2 tablespoons olive oil
1 onion, sliced
1 leek, thinly sliced
1 fennel bulb, sliced, fronds reserved
1 stick celery, sliced, small tender inner leaves reserved
2 cloves garlic, finely chopped
2 teaspoons caraway seeds
2 teaspoons dried tarragon
½ cup white wine
¼ cup crème fraîche
1 cup good stock; use fish, chicken or vegetable
2 x 400-gram tins butter beans, drained and rinsed
sea salt and ground pepper
800 grams firm white fish, cut into large pieces
12 large raw peeled prawns
dark rye bread or a crusty sourdough
Base: Heat the oil in a large sauté pan or saucepan and add the onion, leek, fennel, celery, garlic, caraway seeds and tarragon.
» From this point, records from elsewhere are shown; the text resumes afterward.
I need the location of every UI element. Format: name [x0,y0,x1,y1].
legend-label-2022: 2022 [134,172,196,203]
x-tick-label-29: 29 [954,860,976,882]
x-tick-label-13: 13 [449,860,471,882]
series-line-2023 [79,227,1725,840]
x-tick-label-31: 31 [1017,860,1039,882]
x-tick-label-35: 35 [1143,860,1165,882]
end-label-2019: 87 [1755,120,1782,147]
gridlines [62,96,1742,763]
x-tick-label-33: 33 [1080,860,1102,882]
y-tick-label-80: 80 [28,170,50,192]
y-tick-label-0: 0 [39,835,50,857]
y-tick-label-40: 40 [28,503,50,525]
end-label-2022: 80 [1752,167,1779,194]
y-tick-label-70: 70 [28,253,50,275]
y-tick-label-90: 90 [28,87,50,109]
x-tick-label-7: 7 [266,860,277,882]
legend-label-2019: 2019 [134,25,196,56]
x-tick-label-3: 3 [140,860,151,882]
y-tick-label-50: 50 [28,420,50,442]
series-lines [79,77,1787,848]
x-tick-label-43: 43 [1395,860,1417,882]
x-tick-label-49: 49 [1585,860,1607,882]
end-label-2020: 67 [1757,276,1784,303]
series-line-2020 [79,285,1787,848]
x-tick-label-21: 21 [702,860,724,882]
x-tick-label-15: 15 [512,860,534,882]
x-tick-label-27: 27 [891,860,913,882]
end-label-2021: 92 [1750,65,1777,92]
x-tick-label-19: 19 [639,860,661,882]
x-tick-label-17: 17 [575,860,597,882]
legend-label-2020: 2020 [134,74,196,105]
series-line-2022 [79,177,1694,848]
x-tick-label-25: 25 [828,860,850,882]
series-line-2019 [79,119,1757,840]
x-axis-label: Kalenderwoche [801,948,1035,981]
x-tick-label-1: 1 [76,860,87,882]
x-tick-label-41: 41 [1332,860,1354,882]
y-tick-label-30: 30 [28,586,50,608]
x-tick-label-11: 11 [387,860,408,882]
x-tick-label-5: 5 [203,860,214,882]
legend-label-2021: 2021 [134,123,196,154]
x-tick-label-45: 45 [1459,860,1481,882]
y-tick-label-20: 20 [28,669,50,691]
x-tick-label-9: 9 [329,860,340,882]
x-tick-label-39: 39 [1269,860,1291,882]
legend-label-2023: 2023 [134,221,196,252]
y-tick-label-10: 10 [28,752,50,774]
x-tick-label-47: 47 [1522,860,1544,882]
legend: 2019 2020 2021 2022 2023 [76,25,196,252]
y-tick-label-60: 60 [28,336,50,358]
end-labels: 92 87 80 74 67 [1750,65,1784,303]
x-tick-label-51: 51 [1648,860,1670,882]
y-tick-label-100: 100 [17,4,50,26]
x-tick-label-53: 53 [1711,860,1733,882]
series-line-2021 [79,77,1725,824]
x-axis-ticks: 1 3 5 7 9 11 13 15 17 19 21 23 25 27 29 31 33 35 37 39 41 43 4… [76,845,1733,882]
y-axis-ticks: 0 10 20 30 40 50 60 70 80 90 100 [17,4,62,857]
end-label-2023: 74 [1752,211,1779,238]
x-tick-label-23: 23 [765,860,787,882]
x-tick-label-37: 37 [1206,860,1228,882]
Season generously with salt and pepper and cook
over a medium heat for 10 minutes, stirring occasionally.
Add the wine and let it bubble up for 2 minutes then stir in the crème fraîche. Add the stock and beans and bring to the boil. Reduce the heat and simmer for 10 minutes.
Stew: Season the fish and prawns then nestle into the pan. Cover and simmer until the seafood is just cooked.
To serve: Ladle into bowls and top with the reserved fennel fronds and a few celery leaves. Serve with lemon halves to squeeze over and a dark rye bread or a crusty sourdough. Serves 4.